By Mary Solberg | FaithLife Editor’s Notes
Call it what you want—“deeply troubling” or “terrible”—President Donald Trump’s recent decision to withdraw the U.S. from the 2015 Paris climate accord is disappointing to many of us.
Catholic leaders throughout the world decried the decision—using all of these adjectives and more.
Endorsed by Pope Francis, and signed by 195 nations, the Paris pact aims to cut global greenhouse gas emissions and protect our world for future generations.
Bishop Oscar Cantu of Las Cruces, N.M., chairman of the U.S. bishops’ Committee on International Justice and Peace, said Trump’s decision “will harm the people of the United States and the world, especially the poorest, most vulnerable communities.”
This echoes the viewpoint of Pope Francis, who last June released Laudato Si’, his environment encyclical that challenges all of God’s people to protect “our common home” and stop the global warming crisis. What I like about Laudato Si’ is that everyone—even our smallest children—are asked to be a part of the effort.
Over the past year, FaithLife has shared many photos and stories of children in diocesan schools and adults in parishes discussing ways to protect the environment. Sister Marian Wehler, OSB, and Sister Tina Geiger, RSM, were among the many who promoted discussions with children at St. Stephen School in Oil City, and St. Patrick School in Franklin. They talked about ways to not waste food, to save water and electricity, and to recycle.
The Bethany Retreat Center in Frenchville and Mount Saint Benedict Monastery in Erie also have offered retreat programs on Laudato Si’.
The pope’s challenge has meant a great deal to people who live in our diocese and elsewhere. Short-sightedness won’t keep sea levels from rising or glaciers from melting. And it definitely won’t protect the most marginalized populations of our world who will be the first to suffer the ill effects of climate change, i.e., lack of food, forced evacuations from homelands, poor health, to name a few.
In 1970, when the first Earth Day was established, I was a student at Blessed Sacrament School in Erie. We made green and white ecology flags out of tissue paper and cardboard.

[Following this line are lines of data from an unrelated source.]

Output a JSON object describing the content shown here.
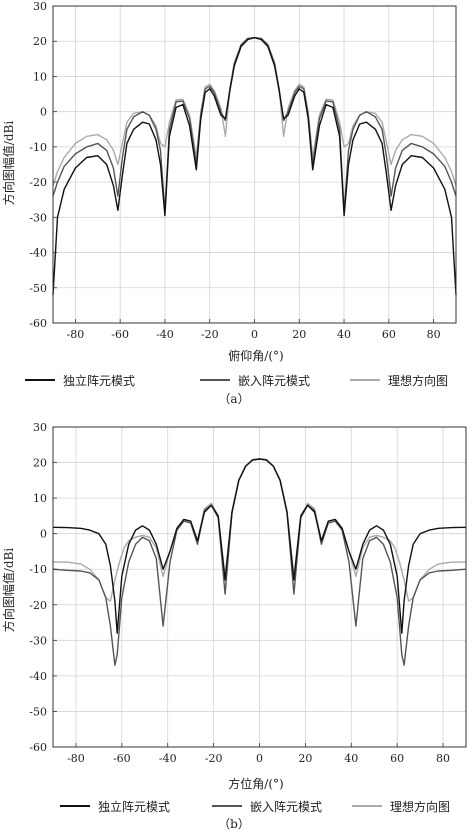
{
  "chart_data": [
    {
      "type": "line",
      "subcaption": "（a）",
      "xlabel": "俯仰角/(°)",
      "ylabel": "方向图幅值/dBi",
      "xlim": [
        -90,
        90
      ],
      "ylim": [
        -60,
        30
      ],
      "xticks": [
        -80,
        -60,
        -40,
        -20,
        0,
        20,
        40,
        60,
        80
      ],
      "yticks": [
        -60,
        -50,
        -40,
        -30,
        -20,
        -10,
        0,
        10,
        20,
        30
      ],
      "grid": true,
      "legend_position": "bottom",
      "series": [
        {
          "name": "独立阵元模式",
          "color": "#111111",
          "x": [
            -90,
            -88,
            -85,
            -80,
            -75,
            -70,
            -66,
            -63,
            -61,
            -59,
            -57,
            -54,
            -50,
            -47,
            -44,
            -42,
            -40,
            -38,
            -35,
            -32,
            -29,
            -26,
            -24,
            -22,
            -20,
            -18,
            -15,
            -13,
            -11,
            -9,
            -6,
            -3,
            0,
            3,
            6,
            9,
            11,
            13,
            15,
            18,
            20,
            22,
            24,
            26,
            29,
            32,
            35,
            38,
            40,
            42,
            44,
            47,
            50,
            54,
            57,
            59,
            61,
            63,
            66,
            70,
            75,
            80,
            85,
            88,
            90
          ],
          "y": [
            -52,
            -30,
            -22,
            -16,
            -13,
            -12.5,
            -15,
            -21,
            -28,
            -18,
            -9,
            -5,
            -3,
            -3.5,
            -8,
            -15,
            -29.5,
            -7,
            1.2,
            2,
            -4,
            -16.5,
            -2,
            5.5,
            6.5,
            4.5,
            -1,
            -2,
            6,
            13,
            18.5,
            20.5,
            21,
            20.5,
            18.5,
            13,
            6,
            -2,
            -1,
            4.5,
            6.5,
            5.5,
            -2,
            -16.5,
            -4,
            2,
            1.2,
            -7,
            -29.5,
            -15,
            -8,
            -3.5,
            -3,
            -5,
            -9,
            -18,
            -28,
            -21,
            -15,
            -12.5,
            -13,
            -16,
            -22,
            -30,
            -52
          ]
        },
        {
          "name": "嵌入阵元模式",
          "color": "#555555",
          "x": [
            -90,
            -88,
            -85,
            -80,
            -75,
            -70,
            -66,
            -63,
            -61,
            -59,
            -57,
            -54,
            -50,
            -47,
            -44,
            -42,
            -40,
            -38,
            -35,
            -32,
            -29,
            -26,
            -24,
            -22,
            -20,
            -18,
            -15,
            -13,
            -11,
            -9,
            -6,
            -3,
            0,
            3,
            6,
            9,
            11,
            13,
            15,
            18,
            20,
            22,
            24,
            26,
            29,
            32,
            35,
            38,
            40,
            42,
            44,
            47,
            50,
            54,
            57,
            59,
            61,
            63,
            66,
            70,
            75,
            80,
            85,
            88,
            90
          ],
          "y": [
            -24,
            -20,
            -15.5,
            -12,
            -10,
            -9,
            -11,
            -16,
            -24,
            -13,
            -5,
            -1.5,
            0,
            -1,
            -5,
            -11,
            -28.5,
            -5,
            2.8,
            3,
            -2,
            -15,
            -1,
            6.5,
            7.2,
            5.5,
            0,
            -2.5,
            6.5,
            13.5,
            19,
            20.8,
            21,
            20.8,
            19,
            13.5,
            6.5,
            -2.5,
            0,
            5.5,
            7.2,
            6.5,
            -1,
            -15,
            -2,
            3,
            2.8,
            -5,
            -28.5,
            -11,
            -5,
            -1,
            0,
            -1.5,
            -5,
            -13,
            -24,
            -16,
            -11,
            -9,
            -10,
            -12,
            -15.5,
            -20,
            -24
          ]
        },
        {
          "name": "理想方向图",
          "color": "#aaaaaa",
          "x": [
            -90,
            -88,
            -85,
            -80,
            -75,
            -70,
            -66,
            -63,
            -61,
            -59,
            -57,
            -54,
            -50,
            -47,
            -44,
            -42,
            -40,
            -38,
            -35,
            -32,
            -29,
            -26,
            -24,
            -22,
            -20,
            -18,
            -15,
            -13,
            -11,
            -9,
            -6,
            -3,
            0,
            3,
            6,
            9,
            11,
            13,
            15,
            18,
            20,
            22,
            24,
            26,
            29,
            32,
            35,
            38,
            40,
            42,
            44,
            47,
            50,
            54,
            57,
            59,
            61,
            63,
            66,
            70,
            75,
            80,
            85,
            88,
            90
          ],
          "y": [
            -21,
            -17,
            -13,
            -9,
            -7,
            -6.5,
            -8,
            -11,
            -15,
            -9,
            -3,
            -0.5,
            0,
            -1,
            -4,
            -9,
            -10,
            -3,
            3.3,
            3.5,
            -1,
            -13,
            0,
            7,
            7.8,
            6,
            1,
            -7,
            6.5,
            14,
            19,
            20.8,
            21,
            20.8,
            19,
            14,
            6.5,
            -7,
            1,
            6,
            7.8,
            7,
            0,
            -13,
            -1,
            3.5,
            3.3,
            -3,
            -10,
            -9,
            -4,
            -1,
            0,
            -0.5,
            -3,
            -9,
            -15,
            -11,
            -8,
            -6.5,
            -7,
            -9,
            -13,
            -17,
            -21
          ]
        }
      ]
    },
    {
      "type": "line",
      "subcaption": "（b）",
      "xlabel": "方位角/(°)",
      "ylabel": "方向图幅值/dBi",
      "xlim": [
        -90,
        90
      ],
      "ylim": [
        -60,
        30
      ],
      "xticks": [
        -80,
        -60,
        -40,
        -20,
        0,
        20,
        40,
        60,
        80
      ],
      "yticks": [
        -60,
        -50,
        -40,
        -30,
        -20,
        -10,
        0,
        10,
        20,
        30
      ],
      "grid": true,
      "legend_position": "bottom",
      "series": [
        {
          "name": "独立阵元模式",
          "color": "#111111",
          "x": [
            -90,
            -84,
            -78,
            -74,
            -70,
            -67,
            -65,
            -63,
            -62,
            -60,
            -57,
            -54,
            -51,
            -48,
            -45,
            -42,
            -39,
            -36,
            -33,
            -30,
            -27,
            -24,
            -21,
            -18,
            -15,
            -12,
            -9,
            -6,
            -3,
            0,
            3,
            6,
            9,
            12,
            15,
            18,
            21,
            24,
            27,
            30,
            33,
            36,
            39,
            42,
            45,
            48,
            51,
            54,
            57,
            60,
            62,
            63,
            65,
            67,
            70,
            74,
            78,
            84,
            90
          ],
          "y": [
            1.8,
            1.7,
            1.5,
            1,
            0,
            -3,
            -9,
            -19,
            -28,
            -12,
            -3,
            1,
            2.2,
            1,
            -3,
            -10,
            -5,
            1.5,
            4,
            3.5,
            -2,
            6,
            8,
            5,
            -13,
            6,
            15,
            19,
            20.7,
            21,
            20.7,
            19,
            15,
            6,
            -13,
            5,
            8,
            6,
            -2,
            3.5,
            4,
            1.5,
            -5,
            -10,
            -3,
            1,
            2.2,
            1,
            -3,
            -12,
            -28,
            -19,
            -9,
            -3,
            0,
            1,
            1.5,
            1.7,
            1.8
          ]
        },
        {
          "name": "嵌入阵元模式",
          "color": "#555555",
          "x": [
            -90,
            -84,
            -78,
            -74,
            -70,
            -67,
            -65,
            -63,
            -62,
            -60,
            -57,
            -54,
            -51,
            -48,
            -45,
            -42,
            -39,
            -36,
            -33,
            -30,
            -27,
            -24,
            -21,
            -18,
            -15,
            -12,
            -9,
            -6,
            -3,
            0,
            3,
            6,
            9,
            12,
            15,
            18,
            21,
            24,
            27,
            30,
            33,
            36,
            39,
            42,
            45,
            48,
            51,
            54,
            57,
            60,
            62,
            63,
            65,
            67,
            70,
            74,
            78,
            84,
            90
          ],
          "y": [
            -10,
            -10.3,
            -10.5,
            -11,
            -13,
            -18,
            -26,
            -37,
            -34,
            -18,
            -8,
            -3,
            -1,
            -2,
            -7,
            -26,
            -8,
            1,
            3.5,
            3,
            -3,
            6.5,
            8,
            4.5,
            -17,
            6,
            15,
            19,
            20.8,
            21,
            20.8,
            19,
            15,
            6,
            -17,
            4.5,
            8,
            6.5,
            -3,
            3,
            3.5,
            1,
            -8,
            -26,
            -7,
            -2,
            -1,
            -3,
            -8,
            -18,
            -34,
            -37,
            -26,
            -18,
            -13,
            -11,
            -10.5,
            -10.3,
            -10
          ]
        },
        {
          "name": "理想方向图",
          "color": "#aaaaaa",
          "x": [
            -90,
            -84,
            -78,
            -74,
            -70,
            -67,
            -65,
            -63,
            -61,
            -59,
            -57,
            -54,
            -51,
            -48,
            -45,
            -42,
            -39,
            -36,
            -33,
            -30,
            -27,
            -24,
            -21,
            -18,
            -15,
            -12,
            -9,
            -6,
            -3,
            0,
            3,
            6,
            9,
            12,
            15,
            18,
            21,
            24,
            27,
            30,
            33,
            36,
            39,
            42,
            45,
            48,
            51,
            54,
            57,
            59,
            61,
            63,
            65,
            67,
            70,
            74,
            78,
            84,
            90
          ],
          "y": [
            -8,
            -8,
            -8.5,
            -10,
            -13,
            -18,
            -19,
            -13,
            -8,
            -4,
            -2,
            -1,
            -0.5,
            -1,
            -4,
            -12,
            -5,
            1.5,
            4,
            3.5,
            -2,
            7,
            8.5,
            5,
            -12,
            6.5,
            15,
            19,
            20.8,
            21,
            20.8,
            19,
            15,
            6.5,
            -12,
            5,
            8.5,
            7,
            -2,
            3.5,
            4,
            1.5,
            -5,
            -12,
            -4,
            -1,
            -0.5,
            -1,
            -2,
            -4,
            -8,
            -13,
            -19,
            -18,
            -13,
            -10,
            -8.5,
            -8,
            -8
          ]
        }
      ]
    }
  ]
}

Our teachers challenged us to be mindful of the world around us. They asked us to notice the birds singing or to look at the color variations of the evergreens that lined our morning commute.
The sanctity of life in all of its forms is at the core of the teachings of the Catholic Church.
As Bishop Cantu said, “I can only hope that the president will propose concrete ways to address global climate change and promote environmental stewardship.”
Mary Solberg is the editor of FaithLife.